Posts Tagged ‘DateTime’
DateTime and summer time
I’ve been looking for a way of comparing the current time with the times of upcoming cron jobs. It looks as if you can do this using modules from the Perl DateTime project. This fabulous collection of modules lets you represent times and dates in pretty much any way you want (including “the little hand is pointing to the twelve and the big hand is pointing to the nine” using DateTime::Format::Baby) and manipulate them in all sorts of ways. You can declare durations, you can do arithmetical operations on dates and durations to get other dates or durations, you can declare time spans and find out whether other dates are in them. One thing which really impressed me is that you can declare sets of dates or timespans then use set operations (union, complement, intersection) between the sets of dates or timespans.
Amazing.
Anyway, it has a handy module called DateTime::Event::Cron which understands times/dates expressed in crontab format, which sounds perfect.
However, after reading the docs I’ve started worrying about details.
Cron isn’t aware of summer time changes – that is, it doesn’t know about them in advance. Instead it reacts when it spots that the time has changed under it. man cron says:
Local time changes of less than three hours, such as those caused by
the start or end of Daylight Saving Time, are handled specially. This
only applies to jobs that run at a specific time and jobs that are run
with a granularity greater than one hour. Jobs that run more fre-
quently are scheduled normally.If time has moved forward, those jobs that would have run in the inter-
val that has been skipped will be run immediately. Conversely, if time
has moved backward, care is taken to avoid running jobs twice.Time changes of more than 3 hours are considered to be corrections to
the clock or timezone, and the new time is used immediately.
DateTime can cope with summertime clock changes when it’s told to use a particular timezone. However, if you try to specify a date that doesn’t exist in that timezone, such as during the lost hour in spring, DateTime will fall over with a fatal error.
Since cron is quite happy to have jobs scheduled during the missing hour, we won’t be able to simply take all the cron times and shove them into DateTime.

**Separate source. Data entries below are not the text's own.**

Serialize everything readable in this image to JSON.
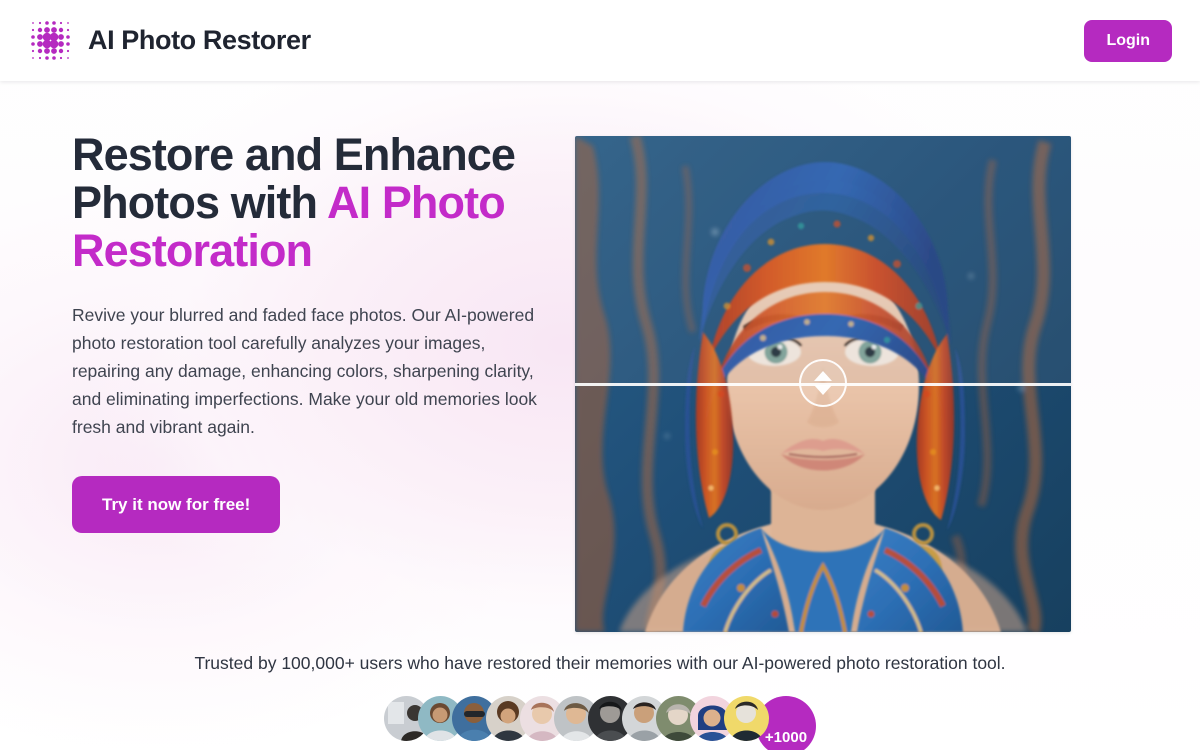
{
  "header": {
    "logo_icon": "dot-grid-logo-icon",
    "brand_name": "AI Photo Restorer",
    "login_label": "Login",
    "accent_color": "#b52ac0"
  },
  "hero": {
    "headline_line1": "Restore and Enhance",
    "headline_line2_plain": "Photos with ",
    "headline_line2_accent": "AI Photo",
    "headline_line3_accent": "Restoration",
    "subcopy": "Revive your blurred and faded face photos. Our AI-powered photo restoration tool carefully analyzes your images, repairing any damage, enhancing colors, sharpening clarity, and eliminating imperfections. Make your old memories look fresh and vibrant again.",
    "cta_label": "Try it now for free!",
    "headline_accent_color": "#c32bc9"
  },
  "compare": {
    "alt": "Before and after portrait of a woman wearing a colorful blue and orange turban with ornate earrings and a patterned blue scarf",
    "handle_icon": "up-down-arrows-icon",
    "divider_position_percent": 50
  },
  "trust": {
    "text": "Trusted by 100,000+ users who have restored their memories with our AI-powered photo restoration tool.",
    "avatar_count": 12,
    "more_badge_label": "+1000"
  }
}
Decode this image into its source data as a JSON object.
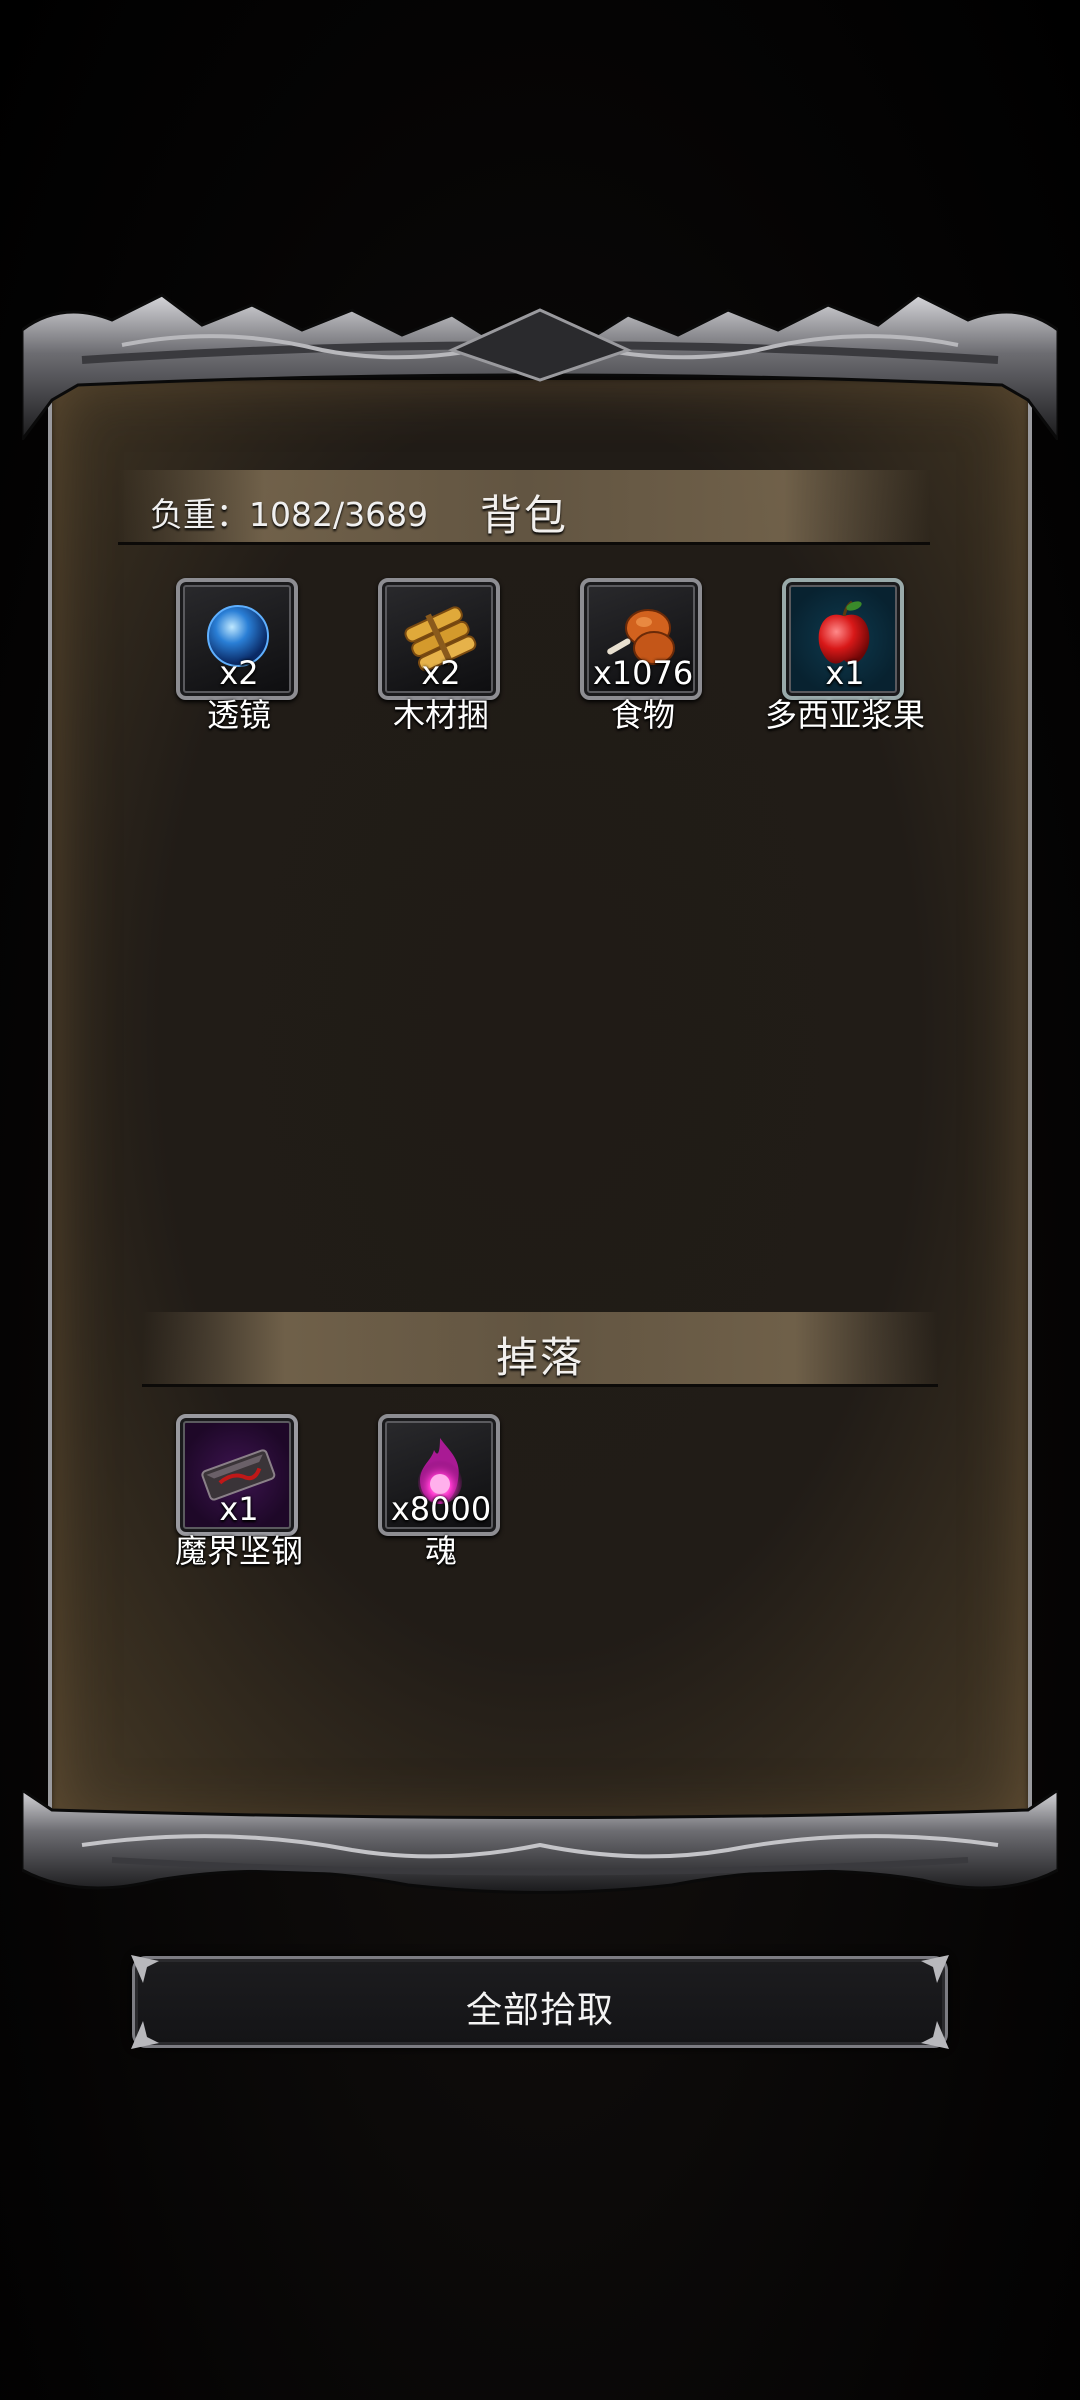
{
  "inventory": {
    "title": "背包",
    "weight_label": "负重：1082/3689",
    "items": [
      {
        "qty": "x2",
        "name": "透镜",
        "icon": "blue-orb-icon"
      },
      {
        "qty": "x2",
        "name": "木材捆",
        "icon": "wood-bundle-icon"
      },
      {
        "qty": "x1076",
        "name": "食物",
        "icon": "meat-leg-icon"
      },
      {
        "qty": "x1",
        "name": "多西亚浆果",
        "icon": "red-berry-icon"
      }
    ]
  },
  "drops": {
    "title": "掉落",
    "items": [
      {
        "qty": "x1",
        "name": "魔界坚钢",
        "icon": "dark-steel-ingot-icon"
      },
      {
        "qty": "x8000",
        "name": "魂",
        "icon": "pink-soul-flame-icon"
      }
    ]
  },
  "actions": {
    "pickup_all": "全部拾取"
  },
  "colors": {
    "panel": "#211c17",
    "frame": "#8d8d92",
    "header_band": "#7d6c52",
    "button_bg": "#18181b"
  }
}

We’ll have to filter them first. (Unless I’m just not familiar enough with Perl: is a fatal error a big deal? Could my code easily trap it and carry on?)
The DateTime man page recommends getting round summer time problems by using UTC for all the calculations and using the local time zone just for input and presentation. But this wouldn’t help in our case, as the cron times are effectively expressed in the local time zone to start with and may be invalid, in which case the attempt to convert them to UTC will make DateTime fall over with a fatal error.
I’d rather not have a fatal error every year.
One option is simply to look out for the days on which summer time changes. Wikipedia says that Since 1996 European Summer Time has been observed from the last Sunday in March to the last Sunday in October. One could put special checks for those dates in the code. DateTime makes it easy to represent dates like “the last Sunday in March”.
All this assumes specific use of the local time zone. I’m not yet clear on how using the default “floating” time zone might change things. However I have a suspicion that it’ll just behave as cron does, and be taken by surprise by summer time changes – which would be ideal, except that it’d mean that its predictions about how long it is to go until the next cron job is due to run could be totally wrong a couple of times a year.